Are investors in denial about how dim the outlook is for American businesses?

That’s the question Société Générale’s Andrew Lapthorne, global head of quantitative strategy, posed to his bank’s clients.

“Asset valuations are extreme; returns are poor, the probability of losses is high and the ability to recover any losses quickly is low,” he writes.

In particular, the strategist sounded an alarm over the state of corporate America’s balance sheet. Company spending exceeds cash flow by a near-record amount—a fundamentally unsustainable situation—as net debt continues to increase at a rapid pace.

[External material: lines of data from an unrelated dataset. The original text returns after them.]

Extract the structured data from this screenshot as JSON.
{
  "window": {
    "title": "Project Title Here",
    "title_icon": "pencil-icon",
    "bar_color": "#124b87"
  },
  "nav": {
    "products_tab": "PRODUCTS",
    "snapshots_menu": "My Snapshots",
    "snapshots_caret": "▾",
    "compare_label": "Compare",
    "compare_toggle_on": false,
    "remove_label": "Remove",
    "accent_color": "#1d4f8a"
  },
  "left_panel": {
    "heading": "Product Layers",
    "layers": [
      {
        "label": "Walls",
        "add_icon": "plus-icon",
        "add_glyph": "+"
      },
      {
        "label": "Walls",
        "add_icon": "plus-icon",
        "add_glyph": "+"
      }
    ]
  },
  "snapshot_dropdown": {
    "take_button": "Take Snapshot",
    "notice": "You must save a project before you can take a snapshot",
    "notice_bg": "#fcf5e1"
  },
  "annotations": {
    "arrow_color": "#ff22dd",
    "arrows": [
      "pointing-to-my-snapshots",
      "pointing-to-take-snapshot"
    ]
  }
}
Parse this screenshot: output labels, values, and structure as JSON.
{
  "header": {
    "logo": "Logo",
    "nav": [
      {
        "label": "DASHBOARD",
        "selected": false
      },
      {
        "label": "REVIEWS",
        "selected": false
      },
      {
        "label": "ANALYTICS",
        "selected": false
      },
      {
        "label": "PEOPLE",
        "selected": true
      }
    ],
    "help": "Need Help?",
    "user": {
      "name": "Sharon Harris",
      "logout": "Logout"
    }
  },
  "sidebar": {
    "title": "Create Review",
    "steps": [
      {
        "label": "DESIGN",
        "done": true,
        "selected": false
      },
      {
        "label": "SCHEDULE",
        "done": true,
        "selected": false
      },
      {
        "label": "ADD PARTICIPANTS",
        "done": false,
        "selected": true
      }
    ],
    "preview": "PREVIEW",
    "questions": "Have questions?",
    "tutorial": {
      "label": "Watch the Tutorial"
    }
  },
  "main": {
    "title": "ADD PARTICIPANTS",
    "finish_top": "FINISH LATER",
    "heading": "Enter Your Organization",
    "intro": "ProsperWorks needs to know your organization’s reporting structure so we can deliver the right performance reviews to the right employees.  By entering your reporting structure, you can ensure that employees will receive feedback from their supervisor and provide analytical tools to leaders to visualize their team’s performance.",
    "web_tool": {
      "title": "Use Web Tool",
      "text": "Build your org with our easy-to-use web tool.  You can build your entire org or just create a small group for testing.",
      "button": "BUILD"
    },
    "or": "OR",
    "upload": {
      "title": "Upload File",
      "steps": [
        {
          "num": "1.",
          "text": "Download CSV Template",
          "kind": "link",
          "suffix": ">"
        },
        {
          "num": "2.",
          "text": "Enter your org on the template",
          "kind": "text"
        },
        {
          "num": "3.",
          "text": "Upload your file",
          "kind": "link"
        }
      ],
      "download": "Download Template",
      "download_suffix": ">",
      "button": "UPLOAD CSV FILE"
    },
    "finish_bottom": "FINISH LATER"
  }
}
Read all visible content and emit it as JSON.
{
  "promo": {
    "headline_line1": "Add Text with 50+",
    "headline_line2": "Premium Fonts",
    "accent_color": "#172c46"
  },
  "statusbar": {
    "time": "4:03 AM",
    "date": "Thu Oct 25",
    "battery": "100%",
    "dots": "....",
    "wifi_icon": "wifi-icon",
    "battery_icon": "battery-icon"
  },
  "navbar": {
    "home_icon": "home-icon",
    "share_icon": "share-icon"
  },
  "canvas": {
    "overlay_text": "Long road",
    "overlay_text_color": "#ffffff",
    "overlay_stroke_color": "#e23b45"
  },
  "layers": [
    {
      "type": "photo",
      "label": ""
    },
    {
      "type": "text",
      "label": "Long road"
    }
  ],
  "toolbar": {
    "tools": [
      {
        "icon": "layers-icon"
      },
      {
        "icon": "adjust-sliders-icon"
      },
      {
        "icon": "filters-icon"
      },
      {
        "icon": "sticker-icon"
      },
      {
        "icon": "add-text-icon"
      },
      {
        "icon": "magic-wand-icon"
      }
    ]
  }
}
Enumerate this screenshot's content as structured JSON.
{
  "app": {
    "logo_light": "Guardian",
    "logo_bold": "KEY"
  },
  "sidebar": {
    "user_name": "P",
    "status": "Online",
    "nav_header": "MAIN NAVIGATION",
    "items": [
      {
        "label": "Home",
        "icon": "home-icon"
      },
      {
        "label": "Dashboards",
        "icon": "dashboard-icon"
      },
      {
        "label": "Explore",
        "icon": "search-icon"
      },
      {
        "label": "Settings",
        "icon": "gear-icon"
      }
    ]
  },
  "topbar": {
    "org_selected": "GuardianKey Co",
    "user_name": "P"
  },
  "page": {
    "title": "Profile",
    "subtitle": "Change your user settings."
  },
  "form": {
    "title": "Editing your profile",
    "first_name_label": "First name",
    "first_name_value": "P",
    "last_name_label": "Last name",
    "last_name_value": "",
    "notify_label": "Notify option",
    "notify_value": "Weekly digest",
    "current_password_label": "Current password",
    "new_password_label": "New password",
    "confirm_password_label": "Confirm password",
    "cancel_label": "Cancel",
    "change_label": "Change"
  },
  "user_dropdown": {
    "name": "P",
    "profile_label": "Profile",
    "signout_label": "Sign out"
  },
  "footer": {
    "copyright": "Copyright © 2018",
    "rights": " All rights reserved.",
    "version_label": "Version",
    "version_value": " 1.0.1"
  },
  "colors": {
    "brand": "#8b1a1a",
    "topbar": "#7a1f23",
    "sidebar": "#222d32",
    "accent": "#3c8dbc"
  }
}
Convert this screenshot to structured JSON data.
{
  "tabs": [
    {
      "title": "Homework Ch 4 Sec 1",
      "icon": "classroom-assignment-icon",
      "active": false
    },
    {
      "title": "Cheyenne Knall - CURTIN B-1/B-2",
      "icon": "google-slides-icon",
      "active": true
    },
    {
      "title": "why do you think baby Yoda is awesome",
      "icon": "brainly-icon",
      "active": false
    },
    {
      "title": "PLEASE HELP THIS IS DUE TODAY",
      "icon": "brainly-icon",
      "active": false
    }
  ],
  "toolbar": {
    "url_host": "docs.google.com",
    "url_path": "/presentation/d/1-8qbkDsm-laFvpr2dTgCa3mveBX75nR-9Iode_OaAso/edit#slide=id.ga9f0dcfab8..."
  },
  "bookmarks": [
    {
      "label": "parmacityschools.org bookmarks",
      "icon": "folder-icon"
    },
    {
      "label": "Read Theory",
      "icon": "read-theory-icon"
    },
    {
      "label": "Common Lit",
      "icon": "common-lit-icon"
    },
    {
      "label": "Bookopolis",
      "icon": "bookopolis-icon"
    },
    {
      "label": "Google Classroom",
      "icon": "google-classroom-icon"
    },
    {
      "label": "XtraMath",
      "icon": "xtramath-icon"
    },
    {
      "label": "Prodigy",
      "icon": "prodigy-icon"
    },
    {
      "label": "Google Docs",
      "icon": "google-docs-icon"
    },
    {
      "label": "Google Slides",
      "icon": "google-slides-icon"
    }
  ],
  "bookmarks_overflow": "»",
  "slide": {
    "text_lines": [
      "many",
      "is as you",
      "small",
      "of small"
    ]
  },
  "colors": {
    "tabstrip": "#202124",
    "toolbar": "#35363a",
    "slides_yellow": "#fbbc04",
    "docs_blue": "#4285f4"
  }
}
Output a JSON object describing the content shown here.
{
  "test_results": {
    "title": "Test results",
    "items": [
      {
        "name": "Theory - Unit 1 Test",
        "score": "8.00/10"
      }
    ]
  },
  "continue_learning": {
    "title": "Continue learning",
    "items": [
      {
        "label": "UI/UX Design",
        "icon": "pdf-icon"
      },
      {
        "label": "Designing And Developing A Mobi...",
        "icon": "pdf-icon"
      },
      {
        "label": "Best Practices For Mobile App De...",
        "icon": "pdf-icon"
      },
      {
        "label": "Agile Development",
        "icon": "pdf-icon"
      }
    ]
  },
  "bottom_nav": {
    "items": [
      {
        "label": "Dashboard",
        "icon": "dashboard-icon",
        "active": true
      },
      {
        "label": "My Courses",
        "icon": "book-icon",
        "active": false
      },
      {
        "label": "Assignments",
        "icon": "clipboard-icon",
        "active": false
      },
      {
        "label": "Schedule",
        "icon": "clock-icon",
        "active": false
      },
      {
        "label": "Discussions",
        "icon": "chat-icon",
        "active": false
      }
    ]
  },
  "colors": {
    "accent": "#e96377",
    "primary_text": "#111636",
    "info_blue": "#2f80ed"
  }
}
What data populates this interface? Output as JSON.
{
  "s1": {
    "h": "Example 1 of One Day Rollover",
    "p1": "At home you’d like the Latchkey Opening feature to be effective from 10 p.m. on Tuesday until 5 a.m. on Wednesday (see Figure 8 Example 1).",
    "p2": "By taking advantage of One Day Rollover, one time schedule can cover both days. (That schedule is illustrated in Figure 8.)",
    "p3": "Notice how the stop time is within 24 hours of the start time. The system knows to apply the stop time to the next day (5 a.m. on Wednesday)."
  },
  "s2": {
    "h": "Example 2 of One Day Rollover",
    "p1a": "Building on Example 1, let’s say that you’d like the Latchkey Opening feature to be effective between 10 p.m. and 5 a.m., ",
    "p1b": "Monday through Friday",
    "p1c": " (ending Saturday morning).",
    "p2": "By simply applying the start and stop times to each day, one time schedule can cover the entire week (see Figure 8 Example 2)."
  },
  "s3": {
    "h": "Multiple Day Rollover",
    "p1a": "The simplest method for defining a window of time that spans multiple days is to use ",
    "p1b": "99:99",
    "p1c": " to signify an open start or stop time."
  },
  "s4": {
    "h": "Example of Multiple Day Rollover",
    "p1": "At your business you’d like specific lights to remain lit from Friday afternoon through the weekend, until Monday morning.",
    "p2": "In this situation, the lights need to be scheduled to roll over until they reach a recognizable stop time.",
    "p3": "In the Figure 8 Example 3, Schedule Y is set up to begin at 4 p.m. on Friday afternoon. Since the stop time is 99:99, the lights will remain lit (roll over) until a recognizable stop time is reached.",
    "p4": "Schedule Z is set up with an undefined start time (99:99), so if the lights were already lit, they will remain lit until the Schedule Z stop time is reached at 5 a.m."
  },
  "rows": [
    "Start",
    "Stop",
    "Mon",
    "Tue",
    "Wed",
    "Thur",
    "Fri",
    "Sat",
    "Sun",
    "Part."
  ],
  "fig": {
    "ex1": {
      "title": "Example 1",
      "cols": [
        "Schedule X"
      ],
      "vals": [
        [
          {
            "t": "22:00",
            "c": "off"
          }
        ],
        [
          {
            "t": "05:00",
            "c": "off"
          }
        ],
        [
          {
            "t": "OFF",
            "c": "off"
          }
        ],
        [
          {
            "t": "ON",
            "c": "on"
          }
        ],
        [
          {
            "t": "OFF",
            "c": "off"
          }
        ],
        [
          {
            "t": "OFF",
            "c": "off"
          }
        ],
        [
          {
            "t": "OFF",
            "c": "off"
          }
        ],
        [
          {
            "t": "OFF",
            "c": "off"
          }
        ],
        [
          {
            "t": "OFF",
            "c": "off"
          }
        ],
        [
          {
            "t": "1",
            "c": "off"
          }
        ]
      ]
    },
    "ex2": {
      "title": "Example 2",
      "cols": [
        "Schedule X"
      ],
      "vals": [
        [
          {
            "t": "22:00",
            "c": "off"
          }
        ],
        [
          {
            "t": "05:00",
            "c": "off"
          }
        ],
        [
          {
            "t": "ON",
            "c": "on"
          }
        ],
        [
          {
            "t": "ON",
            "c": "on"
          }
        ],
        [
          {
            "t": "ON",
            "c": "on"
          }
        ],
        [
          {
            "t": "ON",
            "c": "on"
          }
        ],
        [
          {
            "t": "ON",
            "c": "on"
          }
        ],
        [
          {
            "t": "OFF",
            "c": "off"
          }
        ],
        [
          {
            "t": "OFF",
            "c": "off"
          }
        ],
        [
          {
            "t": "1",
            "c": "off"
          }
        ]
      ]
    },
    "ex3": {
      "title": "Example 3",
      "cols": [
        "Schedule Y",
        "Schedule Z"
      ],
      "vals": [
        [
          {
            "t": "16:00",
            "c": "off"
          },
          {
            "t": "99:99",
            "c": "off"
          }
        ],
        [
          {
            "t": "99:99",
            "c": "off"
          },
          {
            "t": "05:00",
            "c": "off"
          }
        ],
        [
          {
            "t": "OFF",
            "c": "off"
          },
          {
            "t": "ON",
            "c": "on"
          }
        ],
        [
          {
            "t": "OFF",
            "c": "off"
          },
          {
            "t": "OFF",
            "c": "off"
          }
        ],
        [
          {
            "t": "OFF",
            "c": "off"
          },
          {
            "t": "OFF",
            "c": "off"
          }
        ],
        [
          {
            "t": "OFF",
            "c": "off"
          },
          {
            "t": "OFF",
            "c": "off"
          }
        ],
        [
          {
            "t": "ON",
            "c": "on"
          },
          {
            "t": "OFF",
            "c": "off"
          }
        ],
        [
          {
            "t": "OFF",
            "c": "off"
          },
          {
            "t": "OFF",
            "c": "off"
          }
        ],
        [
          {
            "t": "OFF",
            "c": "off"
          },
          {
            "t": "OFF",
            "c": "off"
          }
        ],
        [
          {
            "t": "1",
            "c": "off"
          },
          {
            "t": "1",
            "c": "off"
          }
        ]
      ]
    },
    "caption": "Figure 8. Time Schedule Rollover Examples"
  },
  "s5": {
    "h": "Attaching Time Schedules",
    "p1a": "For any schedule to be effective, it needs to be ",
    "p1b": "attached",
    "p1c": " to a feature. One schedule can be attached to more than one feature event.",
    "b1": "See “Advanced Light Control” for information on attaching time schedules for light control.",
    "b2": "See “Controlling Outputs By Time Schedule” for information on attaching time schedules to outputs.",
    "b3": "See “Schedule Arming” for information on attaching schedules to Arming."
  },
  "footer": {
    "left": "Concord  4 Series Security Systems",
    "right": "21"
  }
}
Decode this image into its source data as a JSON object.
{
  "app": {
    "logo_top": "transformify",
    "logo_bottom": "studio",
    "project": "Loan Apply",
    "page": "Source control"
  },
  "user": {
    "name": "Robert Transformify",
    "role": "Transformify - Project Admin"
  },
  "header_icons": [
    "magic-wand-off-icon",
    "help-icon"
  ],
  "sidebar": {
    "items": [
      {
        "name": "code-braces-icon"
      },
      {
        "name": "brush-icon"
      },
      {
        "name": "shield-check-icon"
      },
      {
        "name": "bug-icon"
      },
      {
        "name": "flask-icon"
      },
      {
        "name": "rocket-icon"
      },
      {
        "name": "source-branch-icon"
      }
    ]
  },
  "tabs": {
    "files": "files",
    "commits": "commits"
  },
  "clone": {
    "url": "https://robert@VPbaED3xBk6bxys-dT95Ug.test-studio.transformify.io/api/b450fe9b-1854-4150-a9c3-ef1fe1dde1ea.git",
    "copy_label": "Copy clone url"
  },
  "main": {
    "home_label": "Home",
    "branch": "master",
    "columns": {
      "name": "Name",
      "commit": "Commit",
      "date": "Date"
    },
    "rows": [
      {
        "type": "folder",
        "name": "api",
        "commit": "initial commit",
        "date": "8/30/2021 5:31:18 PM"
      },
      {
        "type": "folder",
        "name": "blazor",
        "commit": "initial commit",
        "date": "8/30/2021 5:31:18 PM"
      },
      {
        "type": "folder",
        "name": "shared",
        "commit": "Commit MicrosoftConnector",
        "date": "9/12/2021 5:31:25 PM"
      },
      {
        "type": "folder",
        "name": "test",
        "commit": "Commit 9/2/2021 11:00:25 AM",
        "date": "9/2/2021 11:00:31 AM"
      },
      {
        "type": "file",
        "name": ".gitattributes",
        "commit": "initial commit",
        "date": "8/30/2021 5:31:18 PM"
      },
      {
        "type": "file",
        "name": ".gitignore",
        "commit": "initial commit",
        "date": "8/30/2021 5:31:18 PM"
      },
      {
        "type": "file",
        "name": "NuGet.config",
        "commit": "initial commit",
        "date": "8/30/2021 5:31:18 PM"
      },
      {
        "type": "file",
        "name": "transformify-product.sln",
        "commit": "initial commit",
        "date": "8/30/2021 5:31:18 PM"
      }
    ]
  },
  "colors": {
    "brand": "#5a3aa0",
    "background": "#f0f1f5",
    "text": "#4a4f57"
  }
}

In many cases, companies have used debt to repurchase their own stock, flattering their bottom-line financial performance. While not all buybacks are financed by debt, Lapthorne did note a correlation between net repurchases and the change in corporate indebtedness.

“U.S. corporate balance sheets are a major risk going forward,” he says. “U.S. corporates are massively overspending.”

To be fair, servicing this debt load isn’t as onerous as it might appear, because of low interest rates. And despite the recent steepening of corporations’ yield curve, companies have continued to extend duration, which offers them more certainty about what their interest payments will be over the long term.

“For corporate credit, there’s very little concern about short-term coverage from the market,” write analysts at Bespoke Investment Group. “We note that maturities continue to creep up slowly; despite higher spread costs, corporates are generally borrowing further out the curve and ‘locking’ low rates.”

But over the long haul, the performance of stock markets will be primarily driven by earnings increases—and the level of corporate indebtedness implies that any latitude to boost earnings per share by shrinking the denominator is limited.

Corporate profits in the U.S., meanwhile, have declined for five consecutive quarters. As Bloomberg’s Matthew Boesler reminds us, the combination of near-record corporate debt-to-GDP, record low return on equity, ever-higher labor costs, and subdued pricing power doesn’t paint an inspiring picture for growth.